Search button

INTERNATIONAL TAX REFORM IN THE DIGITAL AGE: IMPACTS OF OECD PILLAR 1 ON THE REDISTRIBUTION OF TAX REVENUES

Aluno: PatrÍcia Alexandra Velhinho Carapeto


Resumo
This thesis addresses the urgent need to reform the international tax system in the face of the challenges posed by globalization and digitalization. With markets increasingly electronic and less associated with a specific physical location, the traditional tax rules, based on physical presence for the attribution of taxation, become insufficient and ineffective to capture the economic value effectively generated by large multinational companies, especially in the digital sector. It analyses, with special focus, the reforms promoted by the Organization for Economic Co-operation and Development (OECD), particularly Pillar 1, whose purpose is to ensure a more equitable redistribution of tax revenues, transferring part of the profits of multinationals to the jurisdictions where value creation occurs.

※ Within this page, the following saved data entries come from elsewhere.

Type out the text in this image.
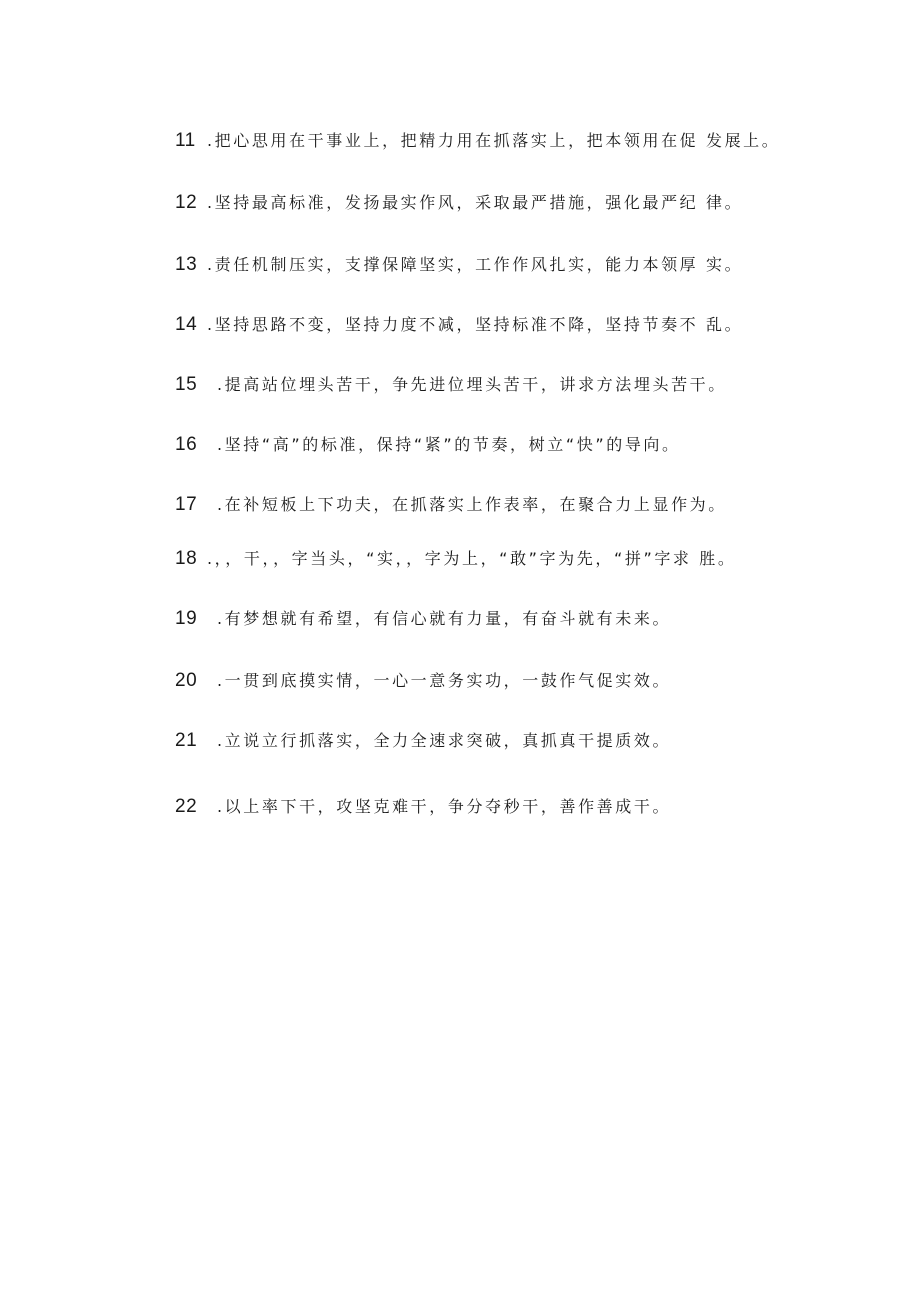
11 .把心思用在干事业上，把精力用在抓落实上，把本领用在促 发展上。
12 .坚持最高标准，发扬最实作风，采取最严措施，强化最严纪 律。
13 .责任机制压实，支撑保障坚实，工作作风扎实，能力本领厚 实。
14 .坚持思路不变，坚持力度不减，坚持标准不降，坚持节奏不 乱。
15	.提高站位埋头苦干，争先进位埋头苦干，讲求方法埋头苦干。
16	.坚持“高”的标准，保持“紧”的节奏，树立“快”的导向。
17	.在补短板上下功夫，在抓落实上作表率，在聚合力上显作为。
18 .，，干，，字当头，“实，，字为上，“敢”字为先，“拼”字求 胜。
19	.有梦想就有希望，有信心就有力量，有奋斗就有未来。
20	.一贯到底摸实情，一心一意务实功，一鼓作气促实效。
21	.立说立行抓落实，全力全速求突破，真抓真干提质效。
22	.以上率下干，攻坚克难干，争分夺秒干，善作善成干。
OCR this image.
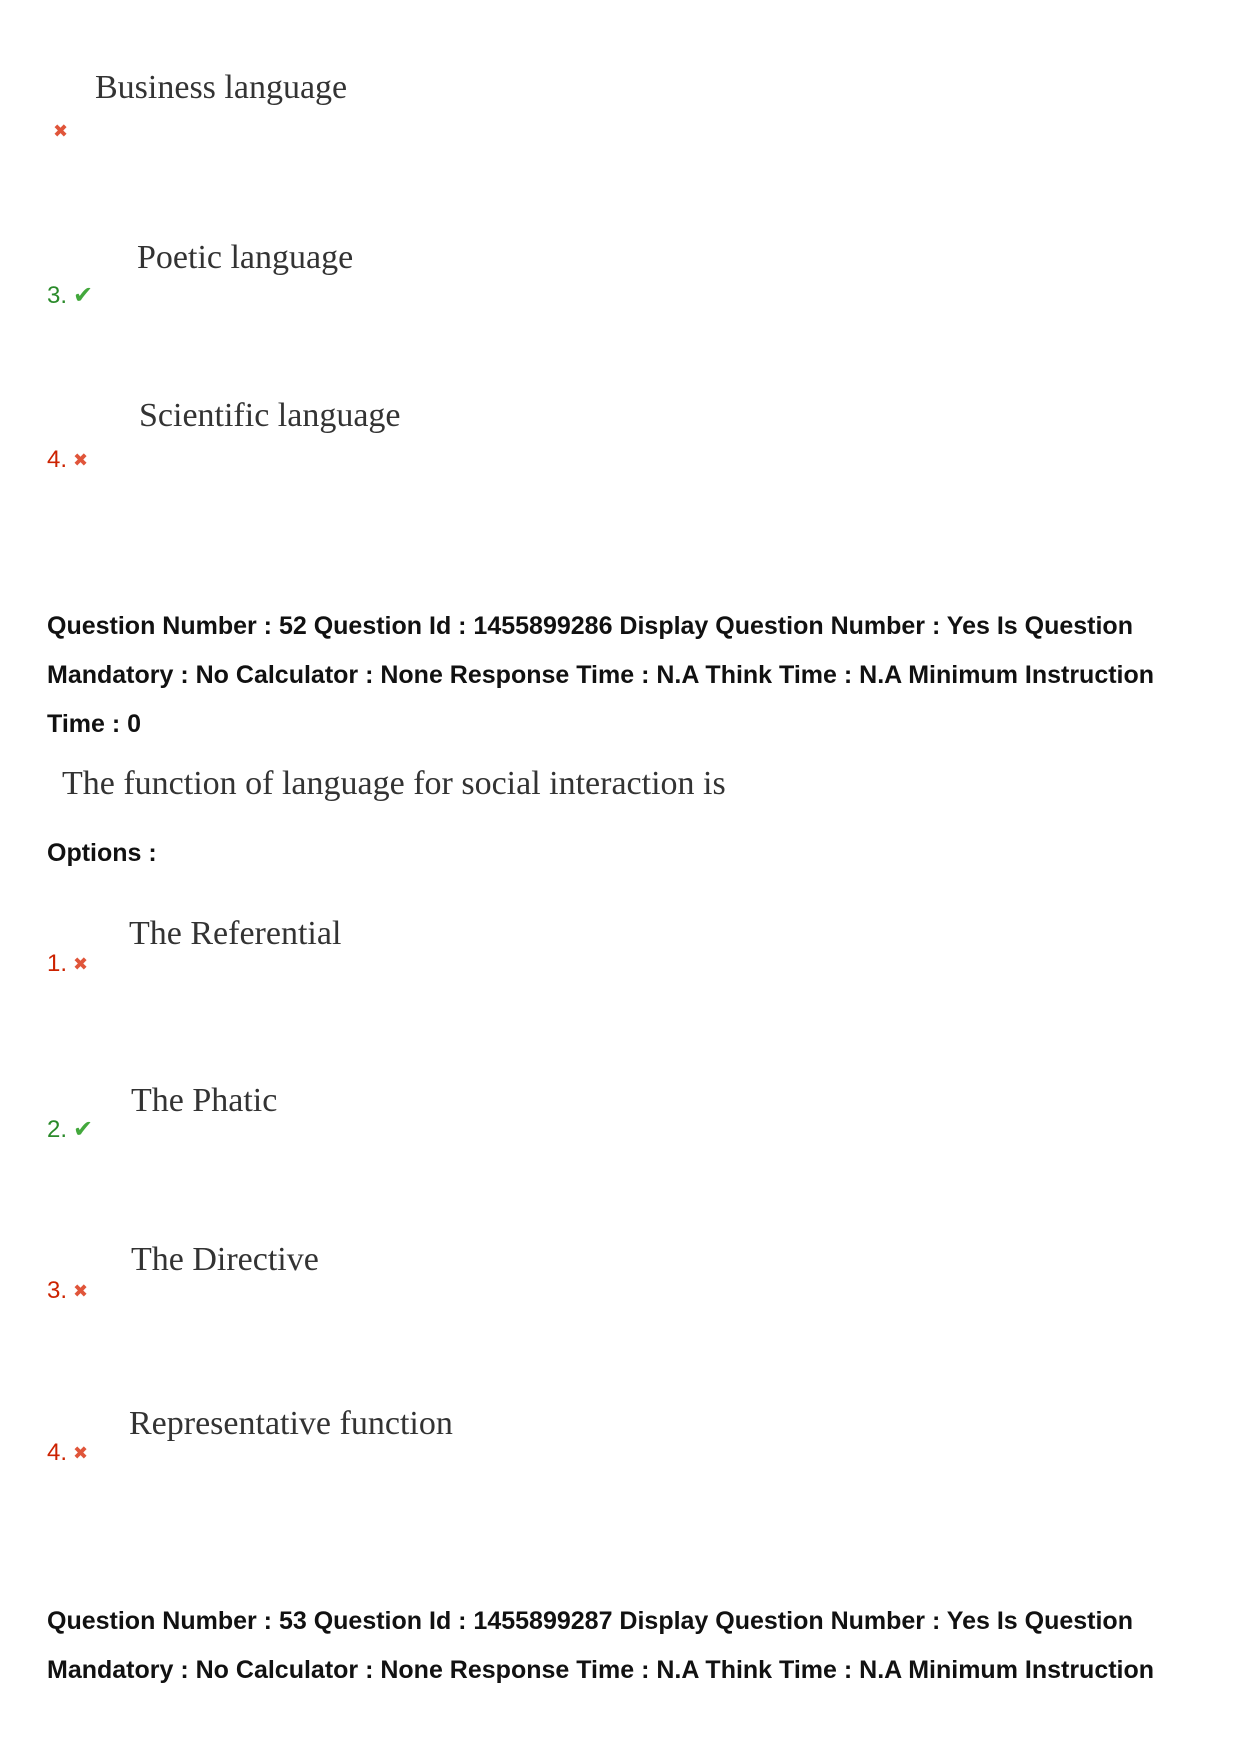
Business language
✖
Poetic language
3. ✔
Scientific language
4. ✖
Question Number : 52 Question Id : 1455899286 Display Question Number : Yes Is Question Mandatory : No Calculator : None Response Time : N.A Think Time : N.A Minimum Instruction Time : 0
The function of language for social interaction is
Options :
The Referential
1. ✖
The Phatic
2. ✔
The Directive
3. ✖
Representative function
4. ✖
Question Number : 53 Question Id : 1455899287 Display Question Number : Yes Is Question Mandatory : No Calculator : None Response Time : N.A Think Time : N.A Minimum Instruction
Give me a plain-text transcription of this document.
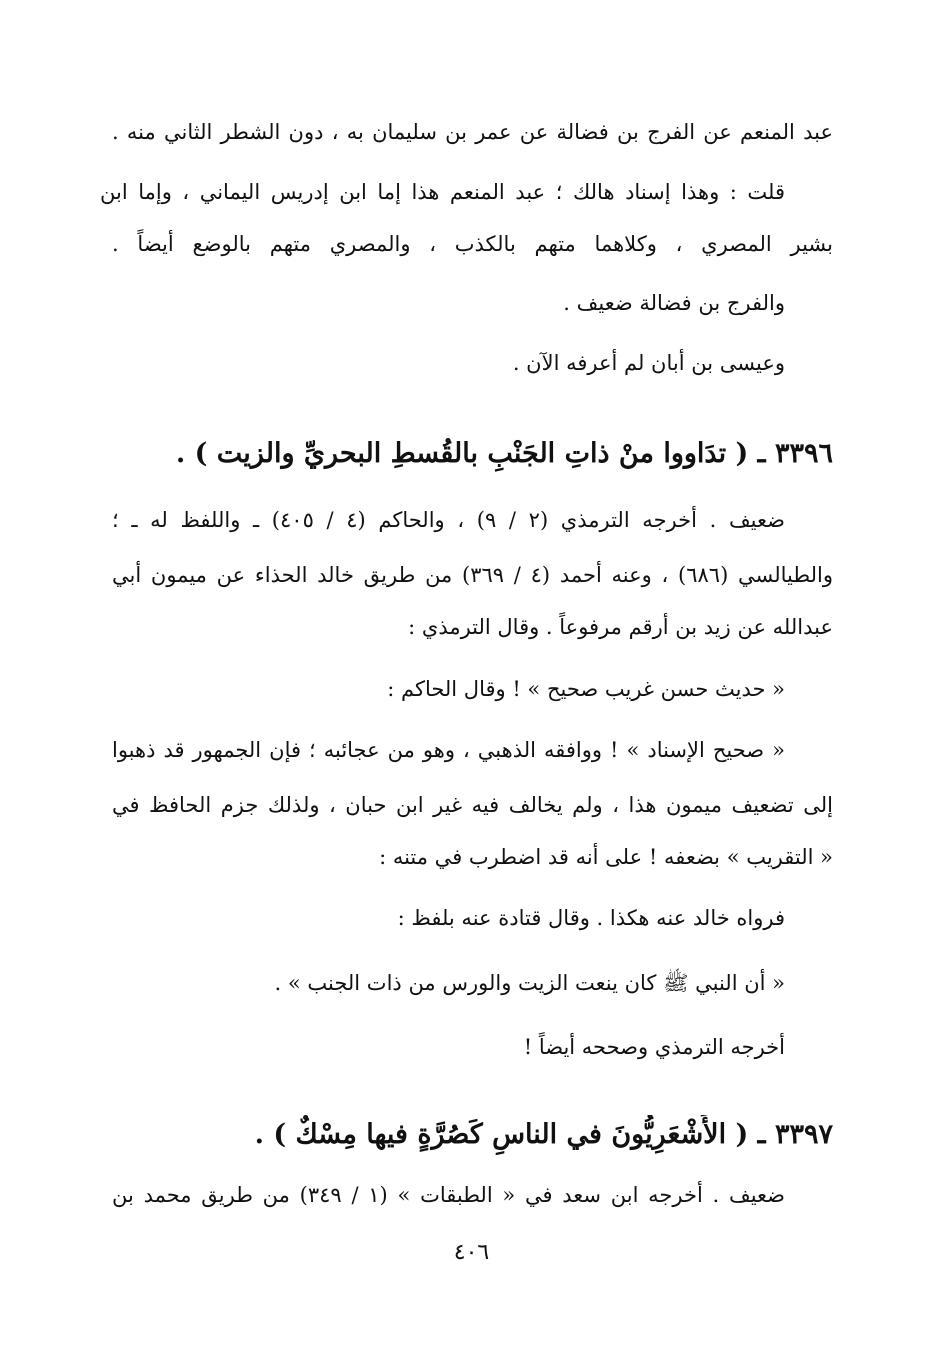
عبد المنعم عن الفرج بن فضالة عن عمر بن سليمان به ، دون الشطر الثاني منه .

قلت : وهذا إسناد هالك ؛ عبد المنعم هذا إما ابن إدريس اليماني ، وإما ابن

بشير المصري ، وكلاهما متهم بالكذب ، والمصري متهم بالوضع أيضاً .

والفرج بن فضالة ضعيف .

وعيسى بن أبان لم أعرفه الآن .

٣٣٩٦ ـ ( تدَاووا منْ ذاتِ الجَنْبِ بالقُسطِ البحريِّ والزيت ) .

ضعيف . أخرجه الترمذي (٢ / ٩) ، والحاكم (٤ / ٤٠٥) ـ واللفظ له ـ ؛

والطيالسي (٦٨٦) ، وعنه أحمد (٤ / ٣٦٩) من طريق خالد الحذاء عن ميمون أبي

عبدالله عن زيد بن أرقم مرفوعاً . وقال الترمذي :

« حديث حسن غريب صحيح » ! وقال الحاكم :

« صحيح الإسناد » ! ووافقه الذهبي ، وهو من عجائبه ؛ فإن الجمهور قد ذهبوا

إلى تضعيف ميمون هذا ، ولم يخالف فيه غير ابن حبان ، ولذلك جزم الحافظ في

« التقريب » بضعفه ! على أنه قد اضطرب في متنه :

فرواه خالد عنه هكذا . وقال قتادة عنه بلفظ :

« أن النبي ﷺ كان ينعت الزيت والورس من ذات الجنب » .

أخرجه الترمذي وصححه أيضاً !

٣٣٩٧ ـ ( الأَشْعَرِيُّونَ في الناسِ كَصُرَّةٍ فيها مِسْكٌ ) .

ضعيف . أخرجه ابن سعد في « الطبقات » (١ / ٣٤٩) من طريق محمد بن

٤٠٦
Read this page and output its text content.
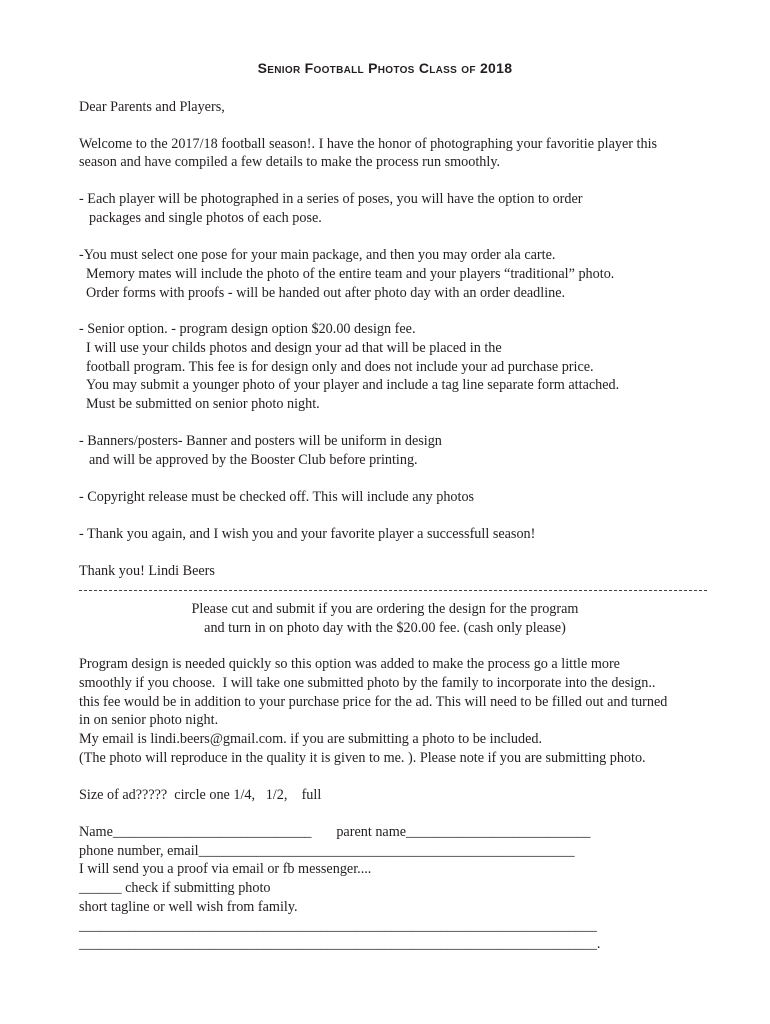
Senior Football Photos Class of 2018
Dear Parents and Players,
Welcome to the 2017/18 football season!. I have the honor of photographing your favoritie player this
season and have compiled a few details to make the process run smoothly.
- Each player will be photographed in a series of poses, you will have the option to order
packages and single photos of each pose.
-You must select one pose for your main package, and then you may order ala carte.
Memory mates will include the photo of the entire team and your players “traditional” photo.
Order forms with proofs - will be handed out after photo day with an order deadline.
- Senior option. - program design option $20.00 design fee.
I will use your childs photos and design your ad that will be placed in the
football program. This fee is for design only and does not include your ad purchase price.
You may submit a younger photo of your player and include a tag line separate form attached.
Must be submitted on senior photo night.
- Banners/posters- Banner and posters will be uniform in design
and will be approved by the Booster Club before printing.
- Copyright release must be checked off. This will include any photos
- Thank you again, and I wish you and your favorite player a successfull season!
Thank you! Lindi Beers
Please cut and submit if you are ordering the design for the program
and turn in on photo day with the $20.00 fee. (cash only please)
Program design is needed quickly so this option was added to make the process go a little more
smoothly if you choose.  I will take one submitted photo by the family to incorporate into the design..
this fee would be in addition to your purchase price for the ad. This will need to be filled out and turned
in on senior photo night.
My email is lindi.beers@gmail.com. if you are submitting a photo to be included.
(The photo will reproduce in the quality it is given to me. ). Please note if you are submitting photo.
Size of ad?????  circle one 1/4,   1/2,    full
Name____________________________       parent name__________________________
phone number, email_____________________________________________________
I will send you a proof via email or fb messenger....
______ check if submitting photo
short tagline or well wish from family.
_________________________________________________________________________
_________________________________________________________________________.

In this context, it reflects on the expected impact of Pillar 1, especially within the European Union, which promotes greater tax justice and combats the erosion of the tax base and the illicit transfer of profits. In addition, the role of Country-by-Country Reporting (CbCR) stands out, an instrument that reinforces tax transparency by obliging multinational business groups to report detailed data on their operations, profits and taxes paid by jurisdiction to the tax authorities on an annual basis, contributing to the identification of aggressive tax planning practices. Methodologically, the research includes an empirical analysis supported by a multiple linear regression model that promotes the quantitative assessment of the relationship between the effective tax rate, the volume of profits of multinationals and the additional tax resulting from the implementation of Pillar 1. The results indicate that lower effective tax rates are associated with higher amounts of additional tax, highlighting the relevance of international tax harmonization and multilateral coordination to mitigate incentives for tax avoidance and evasion. Finally, the Multilateral Convention (MLC) is discussed as a fundamental legal vehicle for the operationalization of the new rules, as well as the administrative challenges it imposes on tax authorities and multinationals themselves in adapting to the new parameters of international taxation.